Effective collaboration between academics and companies is critical for management research. It can (1) inspire research topics that are relevant to business and (2) encourage implementation of research findings. However, conducting collaborative research is not always easy.
This primer summarizes challenges and best practices for collaborative research. It is based on webinar entitled “Collaborative Research: How to meet the needs of both academic and industry partners” that included leaders of business sustainability research centres at universities around the world.
Featured speakers included:
- Dr. Stephanie Bertels of Simon Fraser University and her corporate partner, James Gray-Donald of Bentall Kennedy
- Dr. Omar Romero-Hernandez of the University of California, Berkeley and his corporate partner, Steve Hahn of Dow Chemical
Six Collaborative Research Challenges – and Solutions to Address Them
1. Different incentives
Academics seek data for publication and funding to support their research. Corporate motives can vary by company and by person and include philanthropy, brand recognition, access to new technology or information, student recruiting and relationship building with a specific researcher.
Collaborators should clarify their motives early and ensure they understand what their potential partner is seeking from the project. Failure to align these interests can cause the relationship to fail or even prevent the collaboration from launching. For example, a manager seeking brand recognition will not likely be motivated by promises of access to the latest technology. Pitching a benefit that doesn’t align with the corporation’s interests could dissuade them from engaging.

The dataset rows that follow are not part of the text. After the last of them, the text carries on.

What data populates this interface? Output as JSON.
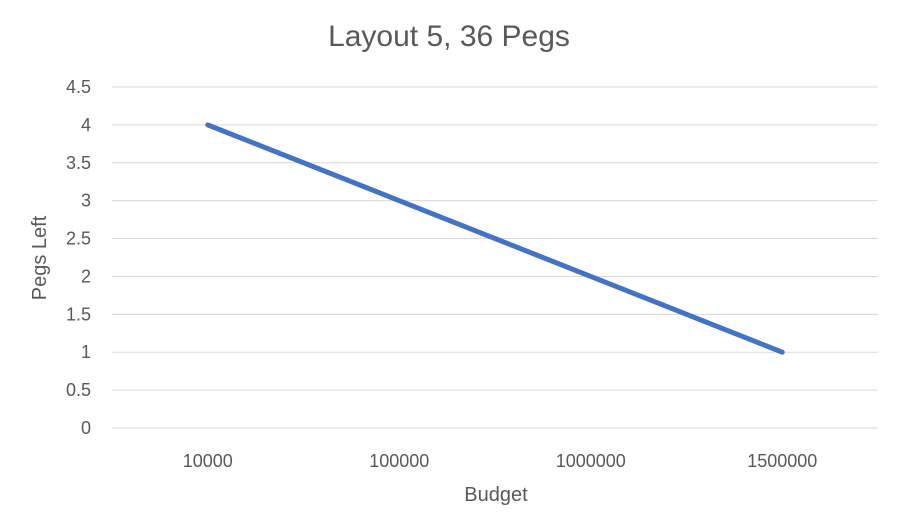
{
  "chart_data": {
    "type": "line",
    "title": "Layout 5, 36 Pegs",
    "xlabel": "Budget",
    "ylabel": "Pegs Left",
    "categories": [
      "10000",
      "100000",
      "1000000",
      "1500000"
    ],
    "series": [
      {
        "values": [
          4,
          3,
          2,
          1
        ],
        "color": "#4472c4"
      }
    ],
    "ylim": [
      0,
      4.5
    ],
    "y_ticks": [
      "0",
      "0.5",
      "1",
      "1.5",
      "2",
      "2.5",
      "3",
      "3.5",
      "4",
      "4.5"
    ],
    "grid": true,
    "legend": "none"
  }
}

2. Different ideas of deliverables
Companies are accustomed to dealing with consultants, hired to solve a company-specific problem and committed to providing a pre-determined product. These products are typically concise, highly visual and can be quickly applied to decision-making. When working with consultants, companies also own all intellectual property (IP) arising from the work.
The outputs of academic research are very different. Products are typically longer, publicly available documents, including book chapters and journal articles. Additionally, researchers own the IP arising from a research study. This can be unnerving for companies that worry about downstream use of the data.
Discuss the deliverables that each party expects explicitly and early on. Use this understanding as the basis for written agreements, such as contracts, which are legally binding, or memorandums of understanding (MOUs), which are less formal.
3. Written agreements
Reaching consensus on written agreements, including contracts and MOUs, takes time and compromise. James Gray-Donald, Vice President of Sustainability at Bentall Kenney notes, “universities aren’t used to contracts in which there are restrictions placed on the research. This can be seen as infringing on academic freedom.” On the other hand, managers feel it’s reasonable to be promised some outcome for research they are funding.
Crafting any agreement should start with a solid understanding of all parties’ concerns and expectations. Afterall, an MOU is a memorandum of understanding. Legal departments should also be consulted early on. This will allow identification and mitigation of potential legal concerns.
When developing MOUs and contracts, less is more. Crafting broad, high-level agreements can provide room for flexibility as projects evolve, reducing the need for changes or new agreements. This saves time and frustration for all involved. Dr. Omar Romero-Hernandez of the University of California Berkeley has also had success using “master contracts” to cover multiple related projects. “We did a very large series of projects with the financial sector,” says Romero-Hernandez. “A master contract allowed technical people on both sides to come together quickly and do their thing [for new projects]. Each new project then became an addendum of the master contract.”
4. Perceptions of pace
The research team and participating companies can perceive project pacing very differently. “In the early stages, researchers really want to get rolling with a project, but it takes times time for companies to move things up through the appropriate channels,” says Dr. Stephanie Bertels of Simon Fraser University. “Then, when [researchers] start digging into the data, companies can feel like we’ve disappeared and we aren’t doing anything.”
Partners should explain how processes work in their organization and give expected timelines for each part of the project. Unclear communication as to the activities being undertaken and the timelines involved can lead to misunderstandings and frustration.
5. Risk associated with a single corporate contact
Allowing one person to be a researcher’s only contact within a company exposes a project to risk. If the contact leaves, the researcher could lose the support of the institution and the collaboration may end. At a minimum, the researcher will have to invest considerable time selling the project to someone new. If the contact’s motives for collaborating were individual and not organizational, it may be very difficult to move forward.
To ensure project continuity in the face of staff turnover, aim to develop strong contacts with 2-3 people.
6. Building relationships takes time
Developing and managing research partnerships takes time and skills that aren’t always easy to find. To progress from reaching out to companies, to getting them excited about the project, to completing written agreements, can take many months.
One way to ensure relationship building receives dedicated attention is to work with an intermediary. Intermediaries could be:
- Individuals. Some organizations hire a dedicated “relationship manager”. For example, Barb Steele, Director of Strategic Partnerships at NBS, is charged with recruiting new companies for various projects. This includes generating new leads, selling projects and negotiating contracts.
- Institutions. Organizations, such as industry associations, can provide warm introductions to companies and vouch for the credibility of a researcher or project. These organizations can also provide a channel to public policy makers, who can implement research findings.